What 2019 augurs for listed oil companies in India
Barring shares of Reliance Industries, stocks of other listed oil companies in India have lagged the markets so far in 2018
Barring shares of Reliance Industries Ltd, stocks of other listed oil companies in India have lagged the markets so far in 2018. State-run oil companies were bogged down by regulatory risks. Oil marketing companies (OMCs), for instance, bore the brunt of the government asking them to sacrifice a portion of their marketing margins in early October. Since then, OMCs’ valuations have dropped meaningfully. OMCs are Bharat Petroleum Corp. Ltd (BPCL), Hindustan Petroleum Corp. Ltd (HPCL) and Indian Oil Corp. Ltd.
On the other hand, fears of oil subsidy sharing cast their shadow on shares of upstream oil companies, Oil and Natural Gas Corp. Ltd (ONGC) and Oil India Ltd. For the Reliance stock, better-than-expected performance of its telecom and retail businesses—Reliance Jio Infocomm Ltd and Reliance Retail—helped valuations.
So what will the coming year bring? Here are the key factors to watch out for:
This is a significant variable. Shares of upstream companies will take cue from oil prices. Now, “higher the oil price, the better it is” could easily have been the mantra for oil producers. In India, it’s a different ball game. The sooner oil prices start to inch upwards by a good margin, subsidy sharing concerns emerge for state-owned oil producers. As mentioned earlier, this is one of the reasons that weighed on the sentiments for the two stocks this year, although things have eased with the recent drop in crude prices.
Benchmark Singapore gross refining margin (GRM) is currently much lower than the average of $6.1 a barrel seen in the September quarter. For a refiner, GRM is realization from turning every barrel of crude oil into finished products. Unfortunately, the outlook isn’t getting better over the near-to-medium term. That’s because global net refining capacity addition is expected to surpass global refined products demand growth in 2019. Analysts expect a relatively softer refining margin environment in the first half of the year.
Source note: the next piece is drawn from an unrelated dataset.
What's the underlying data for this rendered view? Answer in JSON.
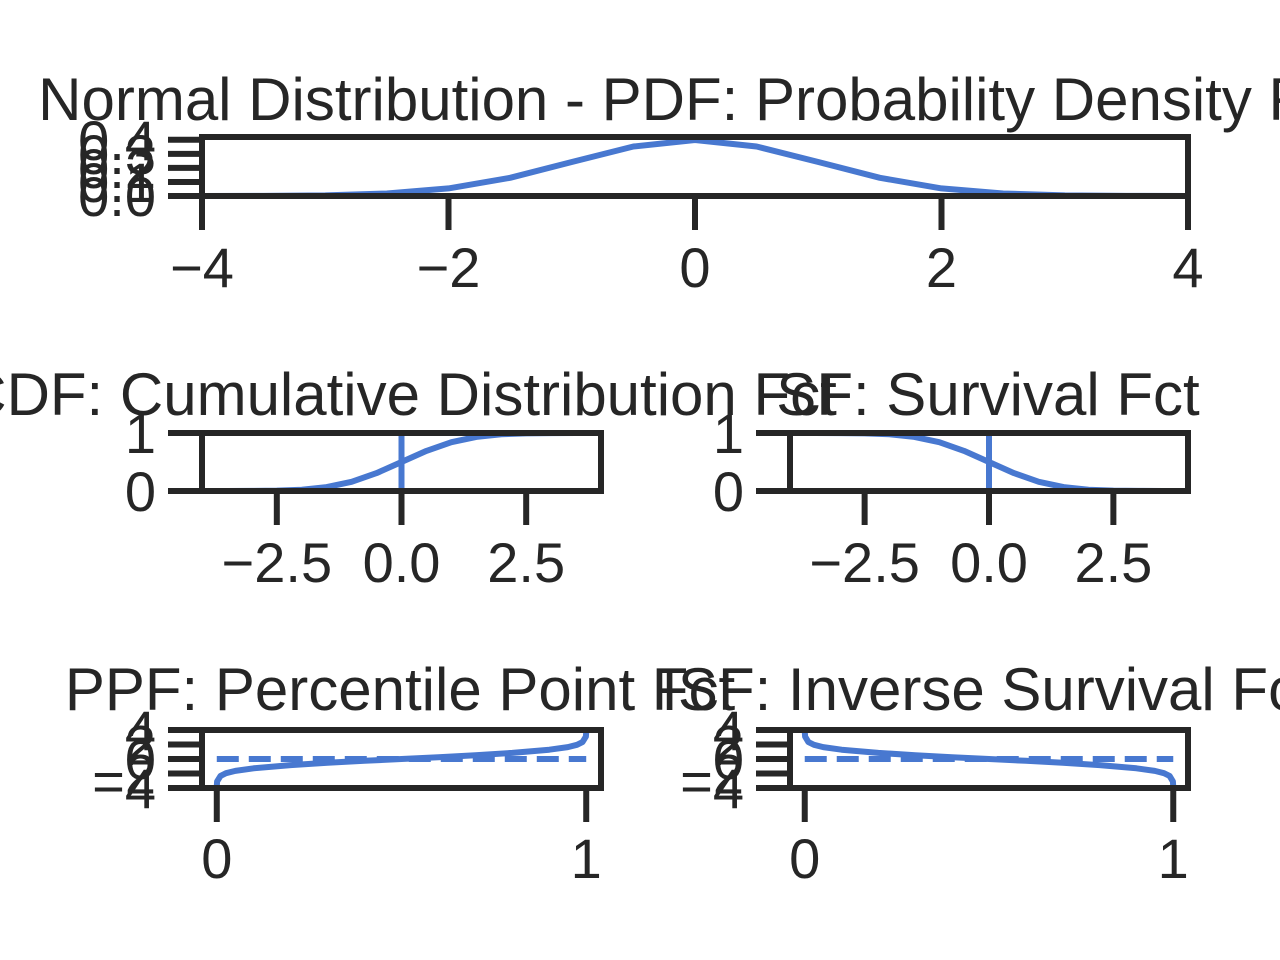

However, towards the end of next year, some strengthening in refining margins can be expected owing to the compliance with International Maritime Organisation’s new norms for sulphur content used by ships. Demand for low sulphur diesel/middle distillates globally is expected to get a boost, in turn resulting in better product cracks.
According to ICICI Securities Ltd, marketing margins on petrol and diesel is estimated to be flat or higher year-on-year in 2019. Needless to say, much also depends on where crude prices are and what government policy is adopted.
For state-run oil companies, the government that comes to power next year will be critical. As ICICI Securities says in its 2019 outlook, “We believe that strength and hue of the government that comes to power in May 2019 after elections would influence the earnings outlook and stock performance of OMCs and ONGC.” A strong government will likely mean stable and reasonable auto fuel marketing margins, and reforms to reduce LPG and kerosene subsidy, the broker added.
Reliance Jio, Reliance Retail key for RIL
For the Reliance stock, performance of its telecom and retail businesses—Reliance Jio and Reliance Retail—remains a key measure to track. How refining margins fare will also be consequential. At Reliance, though, valuations are rich even as earnings, free cash flow and return on capital employed may lag Street estimates despite impressive momentum in telecom and retail, pointed out analysts from Jefferies India Pvt. Ltd in a 17 December note.